The reason (aside from pure nostalgia) that I thought it worth including the My Little Golden Books in my book design scrapbook is because they are deliberately designed as a ‘collection’. There are a number of traits that makes them obviously Golden Books, the most obvious of which being the distinctive golden spines and the pattern design on the inside cover with the ‘This Little Golden Book Belongs To’ plaque. By creating a collection, the publisher (or designer) instantly creates a sense of need: a person buying the books won’t want just one, they’ll want the whole set so they can line them up on their bookshelf with all the spines together. (Or at least that’s what I know I did as a kid.)

The individual traits (the illustrations and stories) of each book are then fitted into the wider ‘frame’ of the golden book. You can see with The Poky Little Puppy that the internal design is very simple: it’s just a matter of picture up the top, words down the bottom or vice versa. In fact, I think the edition they’re printing now is exactly the same in terms of design as the one I had when I was little (at least, the typeface looks like it’s even older than I am!).

I think it is worth noting how the My Little Golden Books are designed to be a collection because similar techniques can be seen in play with what Penguin is doing with their Great Ideas Series and Popular Penguins now. I think that, in the face of new technologies, people’s ideas of why they want a book and what they want it to be are changing and book design is necessarily changing too. There is much more emphasis on making a book a commodity, and I think that’s what making it a part of a wider collection does: it makes book as an object just as, if not more, important as the book as a story. Which seems a fairly smart thing to do, given that the book as an object is one obvious characteristic an ereader won’t ever be able to replicate.

Beatrix Potter Books

20 May

As with the My Little Golden Books, these books are a throwback to my childhood. The Tale of Tom Kitten was my favourite book when I was too little to read myself (but I insisted it be read to me so often that I ended up learning it word-for-word by heart anyway) and I still have a Peter Rabbit soft toy on my bed. But that has nothing to do with their design.

I’ve included them for the same reasons (again, aside from nostalgia) as I did the My Little Golden Books. They’re all designed according to a very recognisable template: you look at the cover of one, with its quaint little illustration, times new roman-y font and abundance of white background, and you know who it’s by. You know that it’s one of the Beatrix Potter collection. Each book has its own story, but in appearance and design they are all essentially same … and they haven’t even changed much from their first editions, as you can see with The Tale of Mrs Tiggywinkle I’ve included.

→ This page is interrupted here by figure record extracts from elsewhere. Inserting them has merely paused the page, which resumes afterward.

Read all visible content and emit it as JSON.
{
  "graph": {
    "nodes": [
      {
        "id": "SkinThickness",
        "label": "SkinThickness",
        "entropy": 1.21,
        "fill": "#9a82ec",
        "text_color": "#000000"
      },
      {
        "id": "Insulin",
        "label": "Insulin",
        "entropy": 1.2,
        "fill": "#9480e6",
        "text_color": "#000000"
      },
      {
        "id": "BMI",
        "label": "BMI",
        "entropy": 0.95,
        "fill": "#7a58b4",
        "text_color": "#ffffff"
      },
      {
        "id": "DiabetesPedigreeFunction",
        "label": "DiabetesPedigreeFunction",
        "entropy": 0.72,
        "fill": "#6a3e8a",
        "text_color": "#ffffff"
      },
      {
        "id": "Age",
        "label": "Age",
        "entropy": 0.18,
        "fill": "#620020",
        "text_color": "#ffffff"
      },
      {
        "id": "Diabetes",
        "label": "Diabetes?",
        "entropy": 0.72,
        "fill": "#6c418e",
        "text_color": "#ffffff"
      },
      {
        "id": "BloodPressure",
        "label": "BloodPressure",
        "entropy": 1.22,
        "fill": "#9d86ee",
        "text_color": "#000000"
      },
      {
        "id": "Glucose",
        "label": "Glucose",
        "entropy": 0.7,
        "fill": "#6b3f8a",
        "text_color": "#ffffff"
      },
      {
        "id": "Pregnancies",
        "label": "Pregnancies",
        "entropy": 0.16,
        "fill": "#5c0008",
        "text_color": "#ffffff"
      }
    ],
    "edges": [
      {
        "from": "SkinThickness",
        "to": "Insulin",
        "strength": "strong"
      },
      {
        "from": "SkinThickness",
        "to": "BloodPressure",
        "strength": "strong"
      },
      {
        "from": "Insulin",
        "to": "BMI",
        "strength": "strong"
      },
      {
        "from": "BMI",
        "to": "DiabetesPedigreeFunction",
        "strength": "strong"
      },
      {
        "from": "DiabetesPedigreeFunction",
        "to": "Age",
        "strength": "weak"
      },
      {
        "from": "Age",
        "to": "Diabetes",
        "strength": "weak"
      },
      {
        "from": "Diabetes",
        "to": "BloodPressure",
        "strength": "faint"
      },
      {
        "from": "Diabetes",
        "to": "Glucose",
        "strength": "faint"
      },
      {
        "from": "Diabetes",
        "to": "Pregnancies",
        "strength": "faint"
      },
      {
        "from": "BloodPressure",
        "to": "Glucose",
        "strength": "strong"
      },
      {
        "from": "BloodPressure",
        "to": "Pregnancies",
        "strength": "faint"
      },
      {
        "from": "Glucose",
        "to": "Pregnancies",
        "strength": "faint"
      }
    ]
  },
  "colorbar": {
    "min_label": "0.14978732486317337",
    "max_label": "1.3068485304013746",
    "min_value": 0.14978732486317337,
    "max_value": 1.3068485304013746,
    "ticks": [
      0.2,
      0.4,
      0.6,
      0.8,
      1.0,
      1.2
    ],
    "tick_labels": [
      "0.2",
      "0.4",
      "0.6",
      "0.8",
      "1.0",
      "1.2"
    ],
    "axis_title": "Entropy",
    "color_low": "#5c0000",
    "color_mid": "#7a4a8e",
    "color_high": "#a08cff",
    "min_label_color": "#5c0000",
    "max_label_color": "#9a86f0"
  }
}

One thing I particularly like about the Beatrix Potter books is their endpapers. They reinforce that collection idea by including characters from all of her books (not just the one in your hands), and they’re the same in each book. They’re very pretty and I can remember enjoying pointing out and naming each character when I used to read these books. I’m a big fan of detail and of putting extra space to good use, so I do like to see interesting endpapers.